Valuable oil recovery from plastic wastes via pressurized thermal and catalytic pyrolysis

Abstract

The accumulating amounts of long-life plastic wastes simultaneously with the global emerging need to discover alternative energy sources, have both increased the importance of plastic pyrolysis-based refineries. This study was devoted to examine the effectiveness of municipal plastic wastes recycling into a potential source of hydrocarbon fuel.
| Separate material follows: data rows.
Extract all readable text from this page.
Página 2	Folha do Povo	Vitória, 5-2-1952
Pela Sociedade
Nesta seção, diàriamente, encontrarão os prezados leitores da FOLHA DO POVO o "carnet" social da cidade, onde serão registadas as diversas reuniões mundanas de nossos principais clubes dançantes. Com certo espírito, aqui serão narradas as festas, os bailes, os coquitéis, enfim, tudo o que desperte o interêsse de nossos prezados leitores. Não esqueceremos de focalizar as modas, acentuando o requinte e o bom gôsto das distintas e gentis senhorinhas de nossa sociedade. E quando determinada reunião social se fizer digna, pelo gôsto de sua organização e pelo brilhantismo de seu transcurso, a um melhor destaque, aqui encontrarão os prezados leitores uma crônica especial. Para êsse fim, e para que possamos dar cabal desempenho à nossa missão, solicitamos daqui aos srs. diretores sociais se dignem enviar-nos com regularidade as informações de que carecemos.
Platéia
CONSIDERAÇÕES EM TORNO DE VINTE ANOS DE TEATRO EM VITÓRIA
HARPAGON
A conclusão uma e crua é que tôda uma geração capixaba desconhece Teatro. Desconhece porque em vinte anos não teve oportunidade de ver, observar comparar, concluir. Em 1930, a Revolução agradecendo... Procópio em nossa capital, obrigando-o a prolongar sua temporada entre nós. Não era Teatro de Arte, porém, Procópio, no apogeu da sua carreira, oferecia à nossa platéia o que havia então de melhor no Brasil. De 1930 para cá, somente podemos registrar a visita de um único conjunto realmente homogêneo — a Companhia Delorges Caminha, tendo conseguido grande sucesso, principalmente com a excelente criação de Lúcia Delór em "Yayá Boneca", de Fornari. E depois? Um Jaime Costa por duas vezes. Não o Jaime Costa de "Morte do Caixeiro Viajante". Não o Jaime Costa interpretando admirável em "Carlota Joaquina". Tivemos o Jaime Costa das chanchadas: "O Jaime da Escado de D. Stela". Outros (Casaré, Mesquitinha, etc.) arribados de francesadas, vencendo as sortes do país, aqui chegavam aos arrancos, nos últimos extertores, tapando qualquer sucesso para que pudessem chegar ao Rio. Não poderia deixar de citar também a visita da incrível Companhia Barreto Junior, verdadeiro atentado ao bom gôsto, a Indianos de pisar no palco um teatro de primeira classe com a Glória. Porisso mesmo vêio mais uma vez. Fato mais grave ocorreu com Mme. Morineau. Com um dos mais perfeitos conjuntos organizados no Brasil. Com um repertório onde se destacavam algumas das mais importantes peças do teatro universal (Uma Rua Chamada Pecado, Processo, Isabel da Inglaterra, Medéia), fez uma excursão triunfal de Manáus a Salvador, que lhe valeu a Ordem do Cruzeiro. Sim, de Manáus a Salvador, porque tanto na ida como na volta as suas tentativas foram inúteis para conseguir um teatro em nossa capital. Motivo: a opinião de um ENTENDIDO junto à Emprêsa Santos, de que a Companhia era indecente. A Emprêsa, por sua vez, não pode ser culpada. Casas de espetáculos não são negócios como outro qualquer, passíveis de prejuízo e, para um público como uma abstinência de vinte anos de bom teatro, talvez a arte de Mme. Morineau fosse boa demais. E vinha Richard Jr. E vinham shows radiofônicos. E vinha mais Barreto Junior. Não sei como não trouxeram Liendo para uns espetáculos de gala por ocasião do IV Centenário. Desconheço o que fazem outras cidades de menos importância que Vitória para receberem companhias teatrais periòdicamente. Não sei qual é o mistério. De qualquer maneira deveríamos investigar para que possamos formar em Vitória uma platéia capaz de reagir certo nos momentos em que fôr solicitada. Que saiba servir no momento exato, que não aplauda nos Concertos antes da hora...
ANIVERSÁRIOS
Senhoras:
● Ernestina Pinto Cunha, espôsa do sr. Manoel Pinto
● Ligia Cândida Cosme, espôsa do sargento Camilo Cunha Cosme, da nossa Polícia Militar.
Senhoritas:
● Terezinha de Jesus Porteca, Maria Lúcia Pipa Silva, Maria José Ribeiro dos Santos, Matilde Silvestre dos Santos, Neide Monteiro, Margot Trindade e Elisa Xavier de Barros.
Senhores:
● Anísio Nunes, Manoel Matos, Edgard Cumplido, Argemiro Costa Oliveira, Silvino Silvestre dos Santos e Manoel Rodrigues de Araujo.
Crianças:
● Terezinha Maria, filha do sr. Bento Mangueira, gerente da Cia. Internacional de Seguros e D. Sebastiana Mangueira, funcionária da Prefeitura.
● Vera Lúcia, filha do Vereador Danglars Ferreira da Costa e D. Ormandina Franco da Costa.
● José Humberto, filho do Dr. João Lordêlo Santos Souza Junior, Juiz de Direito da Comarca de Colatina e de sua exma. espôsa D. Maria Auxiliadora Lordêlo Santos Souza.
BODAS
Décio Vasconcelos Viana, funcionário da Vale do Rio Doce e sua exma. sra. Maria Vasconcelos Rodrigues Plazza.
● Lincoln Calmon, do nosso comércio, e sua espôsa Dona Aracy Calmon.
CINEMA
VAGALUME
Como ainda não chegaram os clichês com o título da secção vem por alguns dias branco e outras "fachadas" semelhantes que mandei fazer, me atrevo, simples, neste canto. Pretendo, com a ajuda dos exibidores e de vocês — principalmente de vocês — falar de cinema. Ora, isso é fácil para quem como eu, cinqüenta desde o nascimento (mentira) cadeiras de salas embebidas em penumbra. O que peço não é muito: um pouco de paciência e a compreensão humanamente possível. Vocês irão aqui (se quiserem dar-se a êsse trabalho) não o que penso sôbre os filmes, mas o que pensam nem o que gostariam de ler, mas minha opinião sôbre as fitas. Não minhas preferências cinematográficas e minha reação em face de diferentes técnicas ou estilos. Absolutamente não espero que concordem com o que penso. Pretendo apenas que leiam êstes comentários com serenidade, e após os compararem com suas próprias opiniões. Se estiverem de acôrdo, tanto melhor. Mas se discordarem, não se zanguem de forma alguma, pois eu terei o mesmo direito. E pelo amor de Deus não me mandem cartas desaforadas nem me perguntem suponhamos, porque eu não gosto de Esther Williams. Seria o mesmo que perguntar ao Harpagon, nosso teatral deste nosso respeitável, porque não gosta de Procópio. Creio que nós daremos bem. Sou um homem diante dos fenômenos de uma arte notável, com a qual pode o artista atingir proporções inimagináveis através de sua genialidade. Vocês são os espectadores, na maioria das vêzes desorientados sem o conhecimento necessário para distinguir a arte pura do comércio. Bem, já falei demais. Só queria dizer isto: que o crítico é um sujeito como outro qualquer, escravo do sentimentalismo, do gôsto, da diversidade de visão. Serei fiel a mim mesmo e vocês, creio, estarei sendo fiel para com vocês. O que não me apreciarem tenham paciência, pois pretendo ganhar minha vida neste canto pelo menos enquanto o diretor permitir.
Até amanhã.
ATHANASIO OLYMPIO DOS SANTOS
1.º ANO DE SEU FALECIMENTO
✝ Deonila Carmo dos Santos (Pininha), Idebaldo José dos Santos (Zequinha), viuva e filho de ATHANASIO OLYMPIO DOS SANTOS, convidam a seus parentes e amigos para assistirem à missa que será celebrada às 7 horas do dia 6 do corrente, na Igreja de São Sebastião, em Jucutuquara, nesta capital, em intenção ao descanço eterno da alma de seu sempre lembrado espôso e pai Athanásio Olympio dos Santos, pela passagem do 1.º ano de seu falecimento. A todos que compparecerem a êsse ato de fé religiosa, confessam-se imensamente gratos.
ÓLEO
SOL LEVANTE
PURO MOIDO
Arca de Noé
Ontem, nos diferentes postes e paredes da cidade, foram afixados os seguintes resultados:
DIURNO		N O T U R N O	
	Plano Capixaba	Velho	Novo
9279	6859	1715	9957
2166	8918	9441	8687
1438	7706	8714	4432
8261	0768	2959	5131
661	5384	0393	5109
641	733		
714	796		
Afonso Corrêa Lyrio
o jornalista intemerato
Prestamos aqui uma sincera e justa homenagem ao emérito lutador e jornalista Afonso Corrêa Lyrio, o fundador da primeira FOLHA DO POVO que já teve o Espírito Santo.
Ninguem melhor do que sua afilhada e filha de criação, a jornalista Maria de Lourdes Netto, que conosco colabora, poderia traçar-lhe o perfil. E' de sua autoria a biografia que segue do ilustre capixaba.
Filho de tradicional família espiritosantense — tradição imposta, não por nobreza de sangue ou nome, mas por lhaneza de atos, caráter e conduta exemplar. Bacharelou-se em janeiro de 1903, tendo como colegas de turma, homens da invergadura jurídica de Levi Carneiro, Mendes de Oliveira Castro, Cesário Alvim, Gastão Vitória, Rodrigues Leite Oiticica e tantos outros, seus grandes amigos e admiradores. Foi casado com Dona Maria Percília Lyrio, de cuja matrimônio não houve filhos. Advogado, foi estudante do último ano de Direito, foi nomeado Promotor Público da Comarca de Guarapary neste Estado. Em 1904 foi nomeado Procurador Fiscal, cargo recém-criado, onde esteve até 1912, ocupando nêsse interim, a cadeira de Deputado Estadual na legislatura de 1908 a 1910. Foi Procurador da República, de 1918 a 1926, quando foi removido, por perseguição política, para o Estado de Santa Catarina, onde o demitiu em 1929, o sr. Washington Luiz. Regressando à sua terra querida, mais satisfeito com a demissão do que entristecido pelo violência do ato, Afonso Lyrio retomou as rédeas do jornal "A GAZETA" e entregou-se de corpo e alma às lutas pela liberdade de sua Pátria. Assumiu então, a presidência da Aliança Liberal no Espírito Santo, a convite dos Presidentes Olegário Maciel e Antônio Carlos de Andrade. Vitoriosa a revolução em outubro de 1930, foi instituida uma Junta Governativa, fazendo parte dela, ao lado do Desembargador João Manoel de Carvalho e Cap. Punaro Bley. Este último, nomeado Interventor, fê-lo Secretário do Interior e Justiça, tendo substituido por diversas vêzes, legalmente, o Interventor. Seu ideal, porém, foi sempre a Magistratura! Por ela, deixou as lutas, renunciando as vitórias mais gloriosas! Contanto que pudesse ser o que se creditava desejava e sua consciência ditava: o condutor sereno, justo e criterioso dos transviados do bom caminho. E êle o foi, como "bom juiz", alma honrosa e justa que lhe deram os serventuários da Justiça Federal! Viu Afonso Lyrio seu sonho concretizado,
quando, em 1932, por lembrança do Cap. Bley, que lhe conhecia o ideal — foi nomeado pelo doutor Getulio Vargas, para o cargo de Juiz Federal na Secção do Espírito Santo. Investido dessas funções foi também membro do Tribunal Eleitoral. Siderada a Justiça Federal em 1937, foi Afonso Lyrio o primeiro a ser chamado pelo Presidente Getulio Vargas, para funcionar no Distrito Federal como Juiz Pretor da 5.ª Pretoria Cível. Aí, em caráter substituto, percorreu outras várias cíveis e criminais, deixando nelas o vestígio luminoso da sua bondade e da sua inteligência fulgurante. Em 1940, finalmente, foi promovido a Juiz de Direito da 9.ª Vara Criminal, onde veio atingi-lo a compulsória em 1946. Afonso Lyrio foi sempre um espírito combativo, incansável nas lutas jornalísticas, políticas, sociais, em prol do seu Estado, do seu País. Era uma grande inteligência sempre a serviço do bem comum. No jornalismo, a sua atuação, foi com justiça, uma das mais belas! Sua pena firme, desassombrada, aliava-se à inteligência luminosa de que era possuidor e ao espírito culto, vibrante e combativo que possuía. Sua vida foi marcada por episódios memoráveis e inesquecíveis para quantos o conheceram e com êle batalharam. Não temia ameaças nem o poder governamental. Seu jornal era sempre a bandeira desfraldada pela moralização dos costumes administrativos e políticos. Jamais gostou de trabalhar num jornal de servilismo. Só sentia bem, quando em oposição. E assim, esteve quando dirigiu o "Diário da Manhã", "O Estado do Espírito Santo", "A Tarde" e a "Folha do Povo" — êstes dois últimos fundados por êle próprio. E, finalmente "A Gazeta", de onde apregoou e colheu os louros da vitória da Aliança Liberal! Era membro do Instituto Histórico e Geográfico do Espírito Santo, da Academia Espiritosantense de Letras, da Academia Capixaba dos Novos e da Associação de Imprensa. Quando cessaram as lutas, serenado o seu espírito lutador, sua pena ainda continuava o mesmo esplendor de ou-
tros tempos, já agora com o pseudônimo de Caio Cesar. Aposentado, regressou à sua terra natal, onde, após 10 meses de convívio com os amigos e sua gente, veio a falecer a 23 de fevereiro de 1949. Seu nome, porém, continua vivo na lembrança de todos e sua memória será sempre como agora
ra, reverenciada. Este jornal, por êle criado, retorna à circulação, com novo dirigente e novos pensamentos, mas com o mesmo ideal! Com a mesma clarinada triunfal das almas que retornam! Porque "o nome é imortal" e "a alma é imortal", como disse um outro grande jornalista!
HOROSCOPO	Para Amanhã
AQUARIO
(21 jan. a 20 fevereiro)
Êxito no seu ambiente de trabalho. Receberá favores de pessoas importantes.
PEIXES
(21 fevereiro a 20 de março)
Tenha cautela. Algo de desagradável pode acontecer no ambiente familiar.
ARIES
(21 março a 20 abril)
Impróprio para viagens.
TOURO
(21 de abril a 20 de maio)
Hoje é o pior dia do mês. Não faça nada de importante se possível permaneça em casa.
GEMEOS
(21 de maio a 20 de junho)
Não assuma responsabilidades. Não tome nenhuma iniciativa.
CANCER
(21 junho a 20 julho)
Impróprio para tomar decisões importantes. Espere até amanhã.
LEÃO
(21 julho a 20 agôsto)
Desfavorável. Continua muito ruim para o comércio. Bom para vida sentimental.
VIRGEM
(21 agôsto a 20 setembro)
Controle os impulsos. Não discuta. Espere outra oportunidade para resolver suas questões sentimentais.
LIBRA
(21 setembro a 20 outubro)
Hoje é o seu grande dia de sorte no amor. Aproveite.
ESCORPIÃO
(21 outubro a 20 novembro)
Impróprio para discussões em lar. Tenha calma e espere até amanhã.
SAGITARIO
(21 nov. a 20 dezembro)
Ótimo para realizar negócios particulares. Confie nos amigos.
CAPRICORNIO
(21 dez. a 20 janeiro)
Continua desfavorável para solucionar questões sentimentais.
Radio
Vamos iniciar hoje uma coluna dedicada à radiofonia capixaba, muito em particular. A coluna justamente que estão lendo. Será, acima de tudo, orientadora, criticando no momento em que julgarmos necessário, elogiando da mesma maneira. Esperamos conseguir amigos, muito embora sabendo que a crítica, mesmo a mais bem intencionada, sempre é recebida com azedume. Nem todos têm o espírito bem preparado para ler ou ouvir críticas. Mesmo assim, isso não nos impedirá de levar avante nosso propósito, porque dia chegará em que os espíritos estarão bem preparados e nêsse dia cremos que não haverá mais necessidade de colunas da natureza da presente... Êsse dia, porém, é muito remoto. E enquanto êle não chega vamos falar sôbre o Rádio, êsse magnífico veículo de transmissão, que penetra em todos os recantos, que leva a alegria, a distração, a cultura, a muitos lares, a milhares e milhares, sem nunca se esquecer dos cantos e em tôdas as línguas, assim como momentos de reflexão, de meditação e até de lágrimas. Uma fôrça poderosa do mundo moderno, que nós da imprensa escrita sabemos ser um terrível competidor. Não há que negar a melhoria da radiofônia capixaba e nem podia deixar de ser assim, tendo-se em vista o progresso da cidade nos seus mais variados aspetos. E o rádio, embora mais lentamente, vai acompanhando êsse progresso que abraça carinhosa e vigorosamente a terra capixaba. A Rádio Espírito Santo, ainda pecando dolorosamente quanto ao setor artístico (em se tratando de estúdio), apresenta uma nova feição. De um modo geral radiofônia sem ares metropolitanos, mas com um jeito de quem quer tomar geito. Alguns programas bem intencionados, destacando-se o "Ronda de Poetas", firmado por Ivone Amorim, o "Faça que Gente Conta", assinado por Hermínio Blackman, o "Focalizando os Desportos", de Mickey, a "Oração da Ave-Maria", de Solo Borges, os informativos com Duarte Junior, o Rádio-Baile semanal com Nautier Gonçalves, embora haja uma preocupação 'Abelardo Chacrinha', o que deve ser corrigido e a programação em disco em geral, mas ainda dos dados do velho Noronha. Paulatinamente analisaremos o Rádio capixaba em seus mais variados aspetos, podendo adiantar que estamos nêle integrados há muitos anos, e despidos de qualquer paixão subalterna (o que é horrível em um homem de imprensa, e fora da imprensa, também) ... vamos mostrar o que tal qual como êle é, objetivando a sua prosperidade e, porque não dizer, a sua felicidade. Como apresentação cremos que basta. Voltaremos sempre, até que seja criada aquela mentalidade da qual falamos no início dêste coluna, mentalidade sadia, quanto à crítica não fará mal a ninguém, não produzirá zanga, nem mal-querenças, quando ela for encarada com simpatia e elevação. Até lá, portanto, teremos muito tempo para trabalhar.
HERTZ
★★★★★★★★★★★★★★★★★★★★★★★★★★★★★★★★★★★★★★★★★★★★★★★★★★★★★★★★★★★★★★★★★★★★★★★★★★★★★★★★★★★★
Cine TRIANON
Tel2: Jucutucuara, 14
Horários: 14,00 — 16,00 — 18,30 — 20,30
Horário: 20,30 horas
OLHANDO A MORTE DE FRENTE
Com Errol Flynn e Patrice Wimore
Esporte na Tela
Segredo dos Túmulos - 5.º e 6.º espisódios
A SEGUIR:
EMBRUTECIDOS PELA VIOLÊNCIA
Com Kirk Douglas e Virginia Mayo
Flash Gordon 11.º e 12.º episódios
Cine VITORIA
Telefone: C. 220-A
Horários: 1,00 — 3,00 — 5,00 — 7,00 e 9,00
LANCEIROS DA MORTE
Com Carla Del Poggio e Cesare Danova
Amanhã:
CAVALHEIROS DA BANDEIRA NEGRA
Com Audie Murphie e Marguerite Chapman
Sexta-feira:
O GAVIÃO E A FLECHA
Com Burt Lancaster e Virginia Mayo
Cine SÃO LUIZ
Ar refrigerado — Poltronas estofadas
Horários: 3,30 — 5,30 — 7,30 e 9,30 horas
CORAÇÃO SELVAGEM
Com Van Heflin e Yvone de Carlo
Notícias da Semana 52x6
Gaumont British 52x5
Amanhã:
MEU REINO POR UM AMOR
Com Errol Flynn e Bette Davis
Thermoplastic wastes of polypropylene (PP), polystyrene (PS), high-density and low-density polyethylene (HDPE) (LDPE), were converted into a combustible oil via semi-batch pressurized thermal (Th-PP) and catalytic pyrolysis (Cat-PP) in a fixed-bed reactor. During Th-PP, the recovered amounts of oil were (67.6 % −89.25 %) in the order PP > LDPE > HDPE > PS. Moreover, it was shown that 77.5% of the PP pyro-oil was in the range of gasoline fraction (C6 – C12) with maximum iso-paraffins of 12.52% compared to other plastic pyro-oils. The Cat-PP process, involved the catalytic cracking via a Ni-Mo-w/zeolite-based catalyst (Z-503). It was noticed that the catalyst resulted in further cracking reactions leading to the increase of the light gases vs oil product. Oil yields via Cat-PP were (55.1%–68.2%) in the order LDPE > PP > PS > HDPE. The catalytic pyrolysis showed a major tendency to the formation of diesel (C12 – C24). However, the selectivity analysis regarding both physical and chemical characteristics of the obtained oils vs conventional fuels, indicated that PP pyro-oil produced via the thermal pyrolysis, exhibited the highest selectivity of all oils towards conventional gasoline. This study has introduced a promising alternative energy source together with an effective recycling technology, solving the environmental plastic dilemma.